Solo me llevó unos segundos reconocerlos. Cruzaban
la calle cogidos de la mano, como caminan siempre desde su reencuentro. Su
paso era también fácilmente identificable: no llevaban prisa, ni miraban
escaparates, ni se paraban ante las maravillas de Gaudí. Aunque les hacía en
Madrid, paseando por la Gran Vía, no dudé ni por un segundo que se trataba de
ellos. Subían el Paseo de Gracia por la acera que lleva a la Pedrera, y crucé con ellos (vale, tras ellos)
las calles Aragón, Valencia y Mallorca, hasta que por fin dieron con un banco
deshabitado y tomaron asiento, probablemente fatigados de recorrer media España.
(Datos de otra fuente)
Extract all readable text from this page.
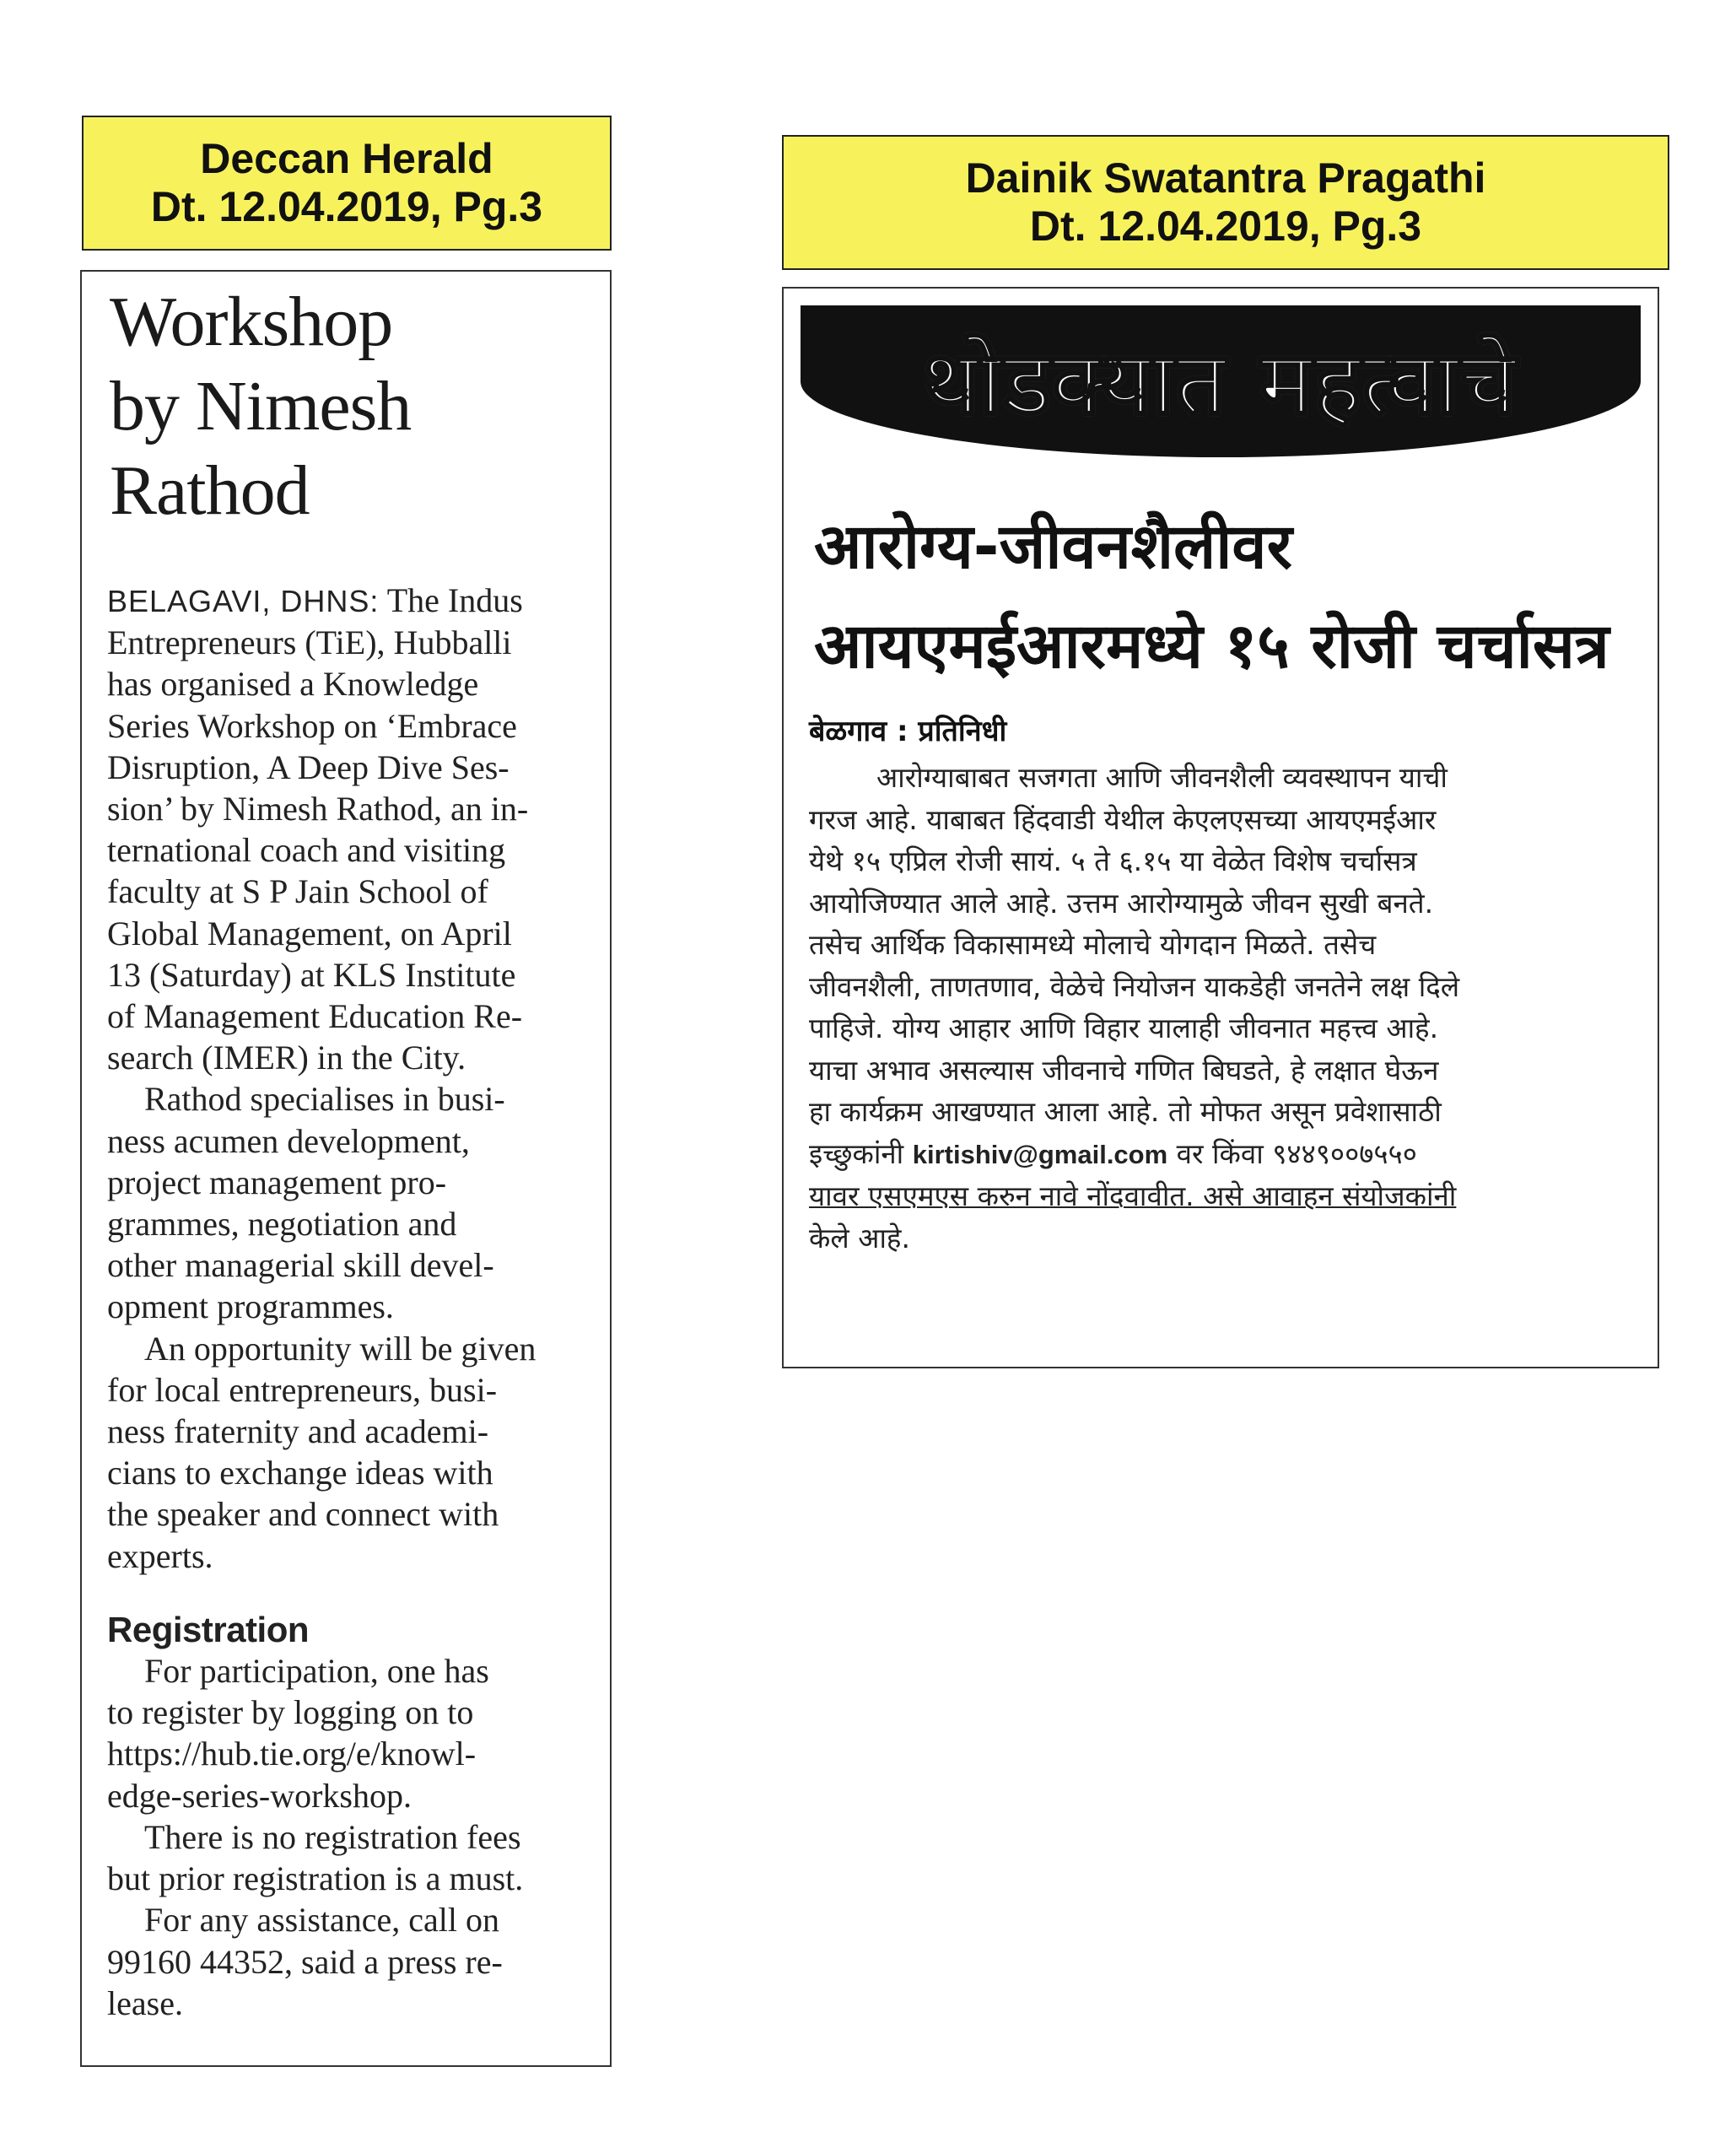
Deccan Herald
Dt. 12.04.2019, Pg.3
Workshop
by Nimesh
Rathod
BELAGAVI, DHNS: The Indus
Entrepreneurs (TiE), Hubballi
has organised a Knowledge
Series Workshop on ‘Embrace
Disruption, A Deep Dive Ses-
sion’ by Nimesh Rathod, an in-
ternational coach and visiting
faculty at S P Jain School of
Global Management, on April
13 (Saturday) at KLS Institute
of Management Education Re-
search (IMER) in the City.
Rathod specialises in busi-
ness acumen development,
project management pro-
grammes, negotiation and
other managerial skill devel-
opment programmes.
An opportunity will be given
for local entrepreneurs, busi-
ness fraternity and academi-
cians to exchange ideas with
the speaker and connect with
experts.
Registration
For participation, one has
to register by logging on to
https://hub.tie.org/e/knowl-
edge-series-workshop.
There is no registration fees
but prior registration is a must.
For any assistance, call on
99160 44352, said a press re-
lease.
Dainik Swatantra Pragathi
Dt. 12.04.2019, Pg.3
थोडक्यात महत्वाचे
आरोग्य-जीवनशैलीवर
आयएमईआरमध्ये १५ रोजी चर्चासत्र
बेळगाव : प्रतिनिधी
आरोग्याबाबत सजगता आणि जीवनशैली व्यवस्थापन याची
गरज आहे. याबाबत हिंदवाडी येथील केएलएसच्या आयएमईआर
येथे १५ एप्रिल रोजी सायं. ५ ते ६.१५ या वेळेत विशेष चर्चासत्र
आयोजिण्यात आले आहे. उत्तम आरोग्यामुळे जीवन सुखी बनते.
तसेच आर्थिक विकासामध्ये मोलाचे योगदान मिळते. तसेच
जीवनशैली, ताणतणाव, वेळेचे नियोजन याकडेही जनतेने लक्ष दिले
पाहिजे. योग्य आहार आणि विहार यालाही जीवनात महत्त्व आहे.
याचा अभाव असल्यास जीवनाचे गणित बिघडते, हे लक्षात घेऊन
हा कार्यक्रम आखण्यात आला आहे. तो मोफत असून प्रवेशासाठी
इच्छुकांनी kirtishiv@gmail.com वर किंवा ९४४९००७५५०
यावर एसएमएस करुन नावे नोंदवावीत. असे आवाहन संयोजकांनी
केले आहे.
Se ve que no querían compañía; ellos no la necesitan. Llevaba la cámara en el
bolso y no me pude resistir. Les he sacado, al menos, media docena de fotos. Necesitaba una
prueba de este encuentro para mostrársela a Santiago. Seguro que me hubiera creído sin
evidencias, pero aun así quise inmortalizarlo. Durante unos segundos me
inquieté pensando en que también yo podía tener a mis espaldas a alguien
observándome, y lo que podía estar pensando de esta persecución: ¿Qué hace
esta pirada siguiendo a unos pobres viejos y sacándoles fotos por doquier? Pero si
los conocieran, me entenderían. Todos queremos una vejez como la de Mateo y
Ana, en la que el pasado ya no importa, donde vivimos cada segundo conscientes
de que el futuro ya está muy cerca. Con historias como las de ellos mi temor a
envejecer se desvanece.
Nota: Mateo y Ana son dos personajes de la novela Sentados de Santiago Gil, a quienes tomo prestados, sin permiso, para esta entrada.